Yazın bitmeye yüz tutup sonbaharın kızıla ve kırmızıya boyanan yapraklarıyla kendini göstermeye başlamasına kadar geçen günleri sayabilirdim. Şimdi, öğleden sonranın alacalı ışığında, her taraf zümrüt yeşiliydi ve yüzüm sıcacıktı. Güneşi üstümde hissettiğimde, her şeyin mümkün olduğunu biliyordum. Kaçınılmaz bir şekilde yok olduğunda, mevsimler programlanmış şekilde başlayıp bitecek ve hayat önceden kararlaştırılmış yolunu çizecekti. Tıpkı bir makine gibi. Tıpkı benim gibi.
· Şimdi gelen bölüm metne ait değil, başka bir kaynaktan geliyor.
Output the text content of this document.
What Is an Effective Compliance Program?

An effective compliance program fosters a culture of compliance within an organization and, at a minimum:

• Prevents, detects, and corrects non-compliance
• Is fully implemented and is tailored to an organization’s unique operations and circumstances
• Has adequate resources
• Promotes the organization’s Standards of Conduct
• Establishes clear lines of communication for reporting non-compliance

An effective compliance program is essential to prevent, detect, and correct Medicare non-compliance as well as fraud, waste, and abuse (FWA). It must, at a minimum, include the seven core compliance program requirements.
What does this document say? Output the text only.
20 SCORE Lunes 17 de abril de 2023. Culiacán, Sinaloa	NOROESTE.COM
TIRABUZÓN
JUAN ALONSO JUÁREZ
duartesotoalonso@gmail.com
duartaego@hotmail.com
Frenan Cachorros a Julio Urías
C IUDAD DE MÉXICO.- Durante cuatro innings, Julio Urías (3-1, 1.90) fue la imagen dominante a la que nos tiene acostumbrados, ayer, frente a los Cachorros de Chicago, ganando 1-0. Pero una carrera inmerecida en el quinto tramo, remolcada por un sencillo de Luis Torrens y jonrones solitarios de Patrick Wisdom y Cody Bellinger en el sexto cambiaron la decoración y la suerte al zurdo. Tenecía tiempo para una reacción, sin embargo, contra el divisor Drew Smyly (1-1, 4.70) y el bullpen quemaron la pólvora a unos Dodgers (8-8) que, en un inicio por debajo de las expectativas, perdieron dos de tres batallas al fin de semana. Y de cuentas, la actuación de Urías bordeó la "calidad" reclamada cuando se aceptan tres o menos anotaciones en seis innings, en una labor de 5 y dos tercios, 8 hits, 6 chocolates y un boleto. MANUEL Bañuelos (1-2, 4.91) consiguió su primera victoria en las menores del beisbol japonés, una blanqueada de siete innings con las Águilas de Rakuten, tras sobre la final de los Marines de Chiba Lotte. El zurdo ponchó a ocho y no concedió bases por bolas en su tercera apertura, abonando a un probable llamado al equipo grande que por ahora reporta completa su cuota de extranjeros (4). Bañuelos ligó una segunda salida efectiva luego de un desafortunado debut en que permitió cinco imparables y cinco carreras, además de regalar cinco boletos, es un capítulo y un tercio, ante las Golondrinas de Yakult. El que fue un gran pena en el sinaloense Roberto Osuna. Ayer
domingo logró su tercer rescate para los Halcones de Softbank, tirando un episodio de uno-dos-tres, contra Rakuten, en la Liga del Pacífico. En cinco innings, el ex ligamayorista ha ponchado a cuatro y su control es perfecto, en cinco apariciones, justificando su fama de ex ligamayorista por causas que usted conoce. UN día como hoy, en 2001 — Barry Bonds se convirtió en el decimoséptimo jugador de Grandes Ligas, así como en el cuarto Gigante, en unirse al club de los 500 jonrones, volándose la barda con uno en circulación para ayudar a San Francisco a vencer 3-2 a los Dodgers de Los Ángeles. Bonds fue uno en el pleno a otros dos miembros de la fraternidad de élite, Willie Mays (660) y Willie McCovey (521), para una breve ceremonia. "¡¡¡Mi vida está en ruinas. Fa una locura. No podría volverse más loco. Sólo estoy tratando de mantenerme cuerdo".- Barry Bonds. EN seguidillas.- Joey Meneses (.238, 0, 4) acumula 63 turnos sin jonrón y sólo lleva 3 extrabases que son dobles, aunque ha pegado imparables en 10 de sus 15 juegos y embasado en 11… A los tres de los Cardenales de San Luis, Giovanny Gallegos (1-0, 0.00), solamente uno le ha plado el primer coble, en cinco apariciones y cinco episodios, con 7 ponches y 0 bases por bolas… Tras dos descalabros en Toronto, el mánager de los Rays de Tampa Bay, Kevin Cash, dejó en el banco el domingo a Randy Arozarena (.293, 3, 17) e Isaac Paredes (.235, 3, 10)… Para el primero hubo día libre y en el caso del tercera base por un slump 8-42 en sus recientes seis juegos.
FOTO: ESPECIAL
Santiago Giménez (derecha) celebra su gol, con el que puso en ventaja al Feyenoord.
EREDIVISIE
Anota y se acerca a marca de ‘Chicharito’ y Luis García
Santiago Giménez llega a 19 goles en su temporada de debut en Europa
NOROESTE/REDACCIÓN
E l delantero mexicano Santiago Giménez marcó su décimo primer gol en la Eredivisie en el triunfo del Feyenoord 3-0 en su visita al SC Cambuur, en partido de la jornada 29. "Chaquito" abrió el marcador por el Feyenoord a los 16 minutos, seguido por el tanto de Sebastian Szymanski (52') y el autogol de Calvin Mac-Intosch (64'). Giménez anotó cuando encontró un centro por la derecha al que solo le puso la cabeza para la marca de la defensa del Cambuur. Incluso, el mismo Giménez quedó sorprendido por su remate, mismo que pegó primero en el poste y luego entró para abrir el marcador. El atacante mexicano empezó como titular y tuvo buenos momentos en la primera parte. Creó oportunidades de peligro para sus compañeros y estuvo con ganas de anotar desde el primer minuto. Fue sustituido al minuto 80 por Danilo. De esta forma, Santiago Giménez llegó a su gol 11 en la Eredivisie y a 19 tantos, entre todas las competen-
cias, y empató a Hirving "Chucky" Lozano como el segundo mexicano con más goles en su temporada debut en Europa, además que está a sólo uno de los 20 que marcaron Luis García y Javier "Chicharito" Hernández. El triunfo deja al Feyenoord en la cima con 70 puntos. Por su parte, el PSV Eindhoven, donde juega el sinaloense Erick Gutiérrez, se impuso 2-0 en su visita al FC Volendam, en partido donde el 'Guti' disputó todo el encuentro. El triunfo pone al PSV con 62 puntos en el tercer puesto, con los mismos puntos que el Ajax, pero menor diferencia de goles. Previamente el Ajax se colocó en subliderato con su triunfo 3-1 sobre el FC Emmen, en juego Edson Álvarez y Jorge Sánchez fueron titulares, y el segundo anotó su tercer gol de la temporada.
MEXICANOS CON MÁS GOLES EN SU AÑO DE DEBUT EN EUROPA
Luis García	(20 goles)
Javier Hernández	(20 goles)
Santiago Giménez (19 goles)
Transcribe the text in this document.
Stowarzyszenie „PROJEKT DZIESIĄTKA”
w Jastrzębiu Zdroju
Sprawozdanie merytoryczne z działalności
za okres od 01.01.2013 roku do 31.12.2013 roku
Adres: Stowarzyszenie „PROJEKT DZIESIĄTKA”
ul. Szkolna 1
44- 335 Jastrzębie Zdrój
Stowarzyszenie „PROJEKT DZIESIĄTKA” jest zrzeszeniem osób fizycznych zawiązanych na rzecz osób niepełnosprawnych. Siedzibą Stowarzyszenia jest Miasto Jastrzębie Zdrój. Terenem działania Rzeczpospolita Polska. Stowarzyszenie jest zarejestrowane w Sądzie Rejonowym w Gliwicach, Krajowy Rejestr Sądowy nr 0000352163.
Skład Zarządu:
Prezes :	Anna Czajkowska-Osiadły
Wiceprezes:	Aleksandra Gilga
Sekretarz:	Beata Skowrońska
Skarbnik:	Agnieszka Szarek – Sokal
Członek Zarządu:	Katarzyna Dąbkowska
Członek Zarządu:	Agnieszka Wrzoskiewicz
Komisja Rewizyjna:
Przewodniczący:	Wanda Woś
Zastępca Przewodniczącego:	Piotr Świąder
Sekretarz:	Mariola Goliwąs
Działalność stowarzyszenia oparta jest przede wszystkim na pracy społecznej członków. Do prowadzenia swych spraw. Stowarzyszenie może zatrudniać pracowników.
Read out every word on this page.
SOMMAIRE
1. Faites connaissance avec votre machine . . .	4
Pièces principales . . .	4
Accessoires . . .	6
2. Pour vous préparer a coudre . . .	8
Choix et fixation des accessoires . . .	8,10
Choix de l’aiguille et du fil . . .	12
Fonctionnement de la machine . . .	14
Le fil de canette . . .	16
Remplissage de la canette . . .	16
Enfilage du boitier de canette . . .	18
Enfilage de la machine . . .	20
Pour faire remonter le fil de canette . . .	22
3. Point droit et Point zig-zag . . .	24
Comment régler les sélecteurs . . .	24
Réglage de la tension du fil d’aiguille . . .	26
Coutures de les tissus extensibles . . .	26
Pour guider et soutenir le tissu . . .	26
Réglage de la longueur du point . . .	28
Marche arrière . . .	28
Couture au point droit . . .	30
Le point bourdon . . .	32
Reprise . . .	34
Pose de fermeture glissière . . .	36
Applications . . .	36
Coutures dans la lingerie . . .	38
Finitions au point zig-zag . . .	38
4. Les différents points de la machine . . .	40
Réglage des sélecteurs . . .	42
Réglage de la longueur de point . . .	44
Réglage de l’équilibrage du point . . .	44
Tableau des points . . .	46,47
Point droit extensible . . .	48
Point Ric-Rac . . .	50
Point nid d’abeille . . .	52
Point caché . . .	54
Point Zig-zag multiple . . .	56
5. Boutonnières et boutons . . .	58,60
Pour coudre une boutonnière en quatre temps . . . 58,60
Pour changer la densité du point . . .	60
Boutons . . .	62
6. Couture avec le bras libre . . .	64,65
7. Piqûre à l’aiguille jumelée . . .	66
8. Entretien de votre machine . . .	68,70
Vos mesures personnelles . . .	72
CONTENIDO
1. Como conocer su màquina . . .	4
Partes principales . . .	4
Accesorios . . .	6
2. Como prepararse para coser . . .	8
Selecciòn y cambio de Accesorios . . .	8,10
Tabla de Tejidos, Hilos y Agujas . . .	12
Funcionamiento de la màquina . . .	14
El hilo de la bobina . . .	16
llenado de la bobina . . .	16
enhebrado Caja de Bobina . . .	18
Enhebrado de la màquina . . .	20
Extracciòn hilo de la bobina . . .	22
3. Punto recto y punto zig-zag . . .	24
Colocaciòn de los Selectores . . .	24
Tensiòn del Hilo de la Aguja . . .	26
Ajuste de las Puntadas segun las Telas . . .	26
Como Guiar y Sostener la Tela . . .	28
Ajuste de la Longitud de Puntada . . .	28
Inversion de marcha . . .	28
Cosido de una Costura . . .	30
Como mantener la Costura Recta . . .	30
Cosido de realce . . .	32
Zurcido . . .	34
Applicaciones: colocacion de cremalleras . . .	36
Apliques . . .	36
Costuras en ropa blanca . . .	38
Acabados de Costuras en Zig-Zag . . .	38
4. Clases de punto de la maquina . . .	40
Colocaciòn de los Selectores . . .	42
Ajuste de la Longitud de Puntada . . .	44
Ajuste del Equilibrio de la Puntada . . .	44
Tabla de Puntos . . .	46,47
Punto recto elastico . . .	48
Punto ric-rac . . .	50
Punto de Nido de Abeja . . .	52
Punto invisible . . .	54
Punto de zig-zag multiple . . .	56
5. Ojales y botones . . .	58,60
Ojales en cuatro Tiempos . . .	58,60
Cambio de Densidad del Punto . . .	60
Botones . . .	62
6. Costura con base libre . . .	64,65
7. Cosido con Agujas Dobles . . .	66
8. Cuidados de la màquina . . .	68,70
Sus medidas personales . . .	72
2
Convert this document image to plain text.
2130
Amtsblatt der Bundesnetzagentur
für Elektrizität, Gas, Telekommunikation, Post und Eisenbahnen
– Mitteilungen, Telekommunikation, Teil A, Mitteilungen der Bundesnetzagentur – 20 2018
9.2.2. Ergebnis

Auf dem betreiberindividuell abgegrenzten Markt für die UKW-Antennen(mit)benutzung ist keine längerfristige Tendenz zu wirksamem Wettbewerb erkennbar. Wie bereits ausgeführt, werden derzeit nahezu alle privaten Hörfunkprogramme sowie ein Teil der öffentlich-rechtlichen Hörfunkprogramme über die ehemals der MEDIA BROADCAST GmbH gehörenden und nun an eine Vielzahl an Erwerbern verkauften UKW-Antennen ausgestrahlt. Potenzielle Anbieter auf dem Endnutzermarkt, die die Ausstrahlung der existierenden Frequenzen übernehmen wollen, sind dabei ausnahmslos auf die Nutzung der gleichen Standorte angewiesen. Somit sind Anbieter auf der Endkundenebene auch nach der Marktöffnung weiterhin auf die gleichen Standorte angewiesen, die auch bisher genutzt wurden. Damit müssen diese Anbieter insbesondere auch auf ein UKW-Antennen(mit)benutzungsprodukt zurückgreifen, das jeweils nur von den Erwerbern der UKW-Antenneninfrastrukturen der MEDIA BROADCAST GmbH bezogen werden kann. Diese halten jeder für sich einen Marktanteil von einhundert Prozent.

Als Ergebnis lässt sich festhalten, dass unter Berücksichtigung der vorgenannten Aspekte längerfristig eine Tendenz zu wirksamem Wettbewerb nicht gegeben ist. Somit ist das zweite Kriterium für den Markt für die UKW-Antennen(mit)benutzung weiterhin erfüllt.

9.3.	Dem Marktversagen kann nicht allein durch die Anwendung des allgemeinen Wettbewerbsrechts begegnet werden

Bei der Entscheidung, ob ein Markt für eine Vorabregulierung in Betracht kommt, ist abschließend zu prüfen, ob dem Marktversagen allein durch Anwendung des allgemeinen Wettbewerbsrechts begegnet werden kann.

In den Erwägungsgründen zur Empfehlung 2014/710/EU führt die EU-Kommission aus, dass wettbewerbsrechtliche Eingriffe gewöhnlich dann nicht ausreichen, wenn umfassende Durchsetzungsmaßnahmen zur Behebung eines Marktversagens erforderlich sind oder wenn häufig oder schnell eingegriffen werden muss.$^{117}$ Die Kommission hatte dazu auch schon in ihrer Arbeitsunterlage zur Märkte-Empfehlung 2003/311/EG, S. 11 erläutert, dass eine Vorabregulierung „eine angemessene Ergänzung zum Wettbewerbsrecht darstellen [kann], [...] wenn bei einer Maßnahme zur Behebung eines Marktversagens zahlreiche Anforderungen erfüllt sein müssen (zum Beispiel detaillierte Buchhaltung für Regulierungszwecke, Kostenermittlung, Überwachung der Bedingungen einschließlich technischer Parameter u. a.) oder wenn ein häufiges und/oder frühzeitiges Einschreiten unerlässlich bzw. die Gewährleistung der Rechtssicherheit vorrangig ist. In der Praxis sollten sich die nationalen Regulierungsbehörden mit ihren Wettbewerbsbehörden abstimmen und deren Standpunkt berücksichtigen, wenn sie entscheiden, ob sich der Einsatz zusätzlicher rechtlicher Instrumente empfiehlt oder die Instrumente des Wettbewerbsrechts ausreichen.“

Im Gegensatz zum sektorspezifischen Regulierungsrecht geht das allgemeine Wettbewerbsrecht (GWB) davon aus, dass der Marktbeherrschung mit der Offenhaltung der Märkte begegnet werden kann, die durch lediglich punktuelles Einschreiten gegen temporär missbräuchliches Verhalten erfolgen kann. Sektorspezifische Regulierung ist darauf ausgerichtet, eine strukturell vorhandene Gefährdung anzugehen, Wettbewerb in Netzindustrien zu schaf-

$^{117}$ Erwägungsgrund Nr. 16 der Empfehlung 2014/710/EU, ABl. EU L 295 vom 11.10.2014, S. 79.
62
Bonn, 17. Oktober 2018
Kız kardeşimin okulunun önü oldukça sakindi. Dışarı çıkacak kızları bekleyen tek kişi bendim. Deneme sürecim başladığı gün Amie serçe parmağını havaya kaldırıp her gün işim biter bitmez yanına gelmem için bana yemin ettirmişti. Tutması zor bir sözdü çünkü beni herhangi bir anda Sürgün Kulelerine götürmek için çağırabileceklerini biliyordum. Ama bugün bile sözümü tutup buraya gelmiştim. Onu neyin beklediğini, ne umut edeceğini bilmesi gerektiğini düşünüyordum. Aylık erzakta son çikolata parçasını ya da Yayın Birliği'nin bir programının sona ereceği zamanı bilmesi gerektiği gibi. Şu an yaz sıcağını şiddetle hissediyor olsam da, küçük kız kardeşimin tatlı bir hayatı olacağına güvenebilmesini istiyordum.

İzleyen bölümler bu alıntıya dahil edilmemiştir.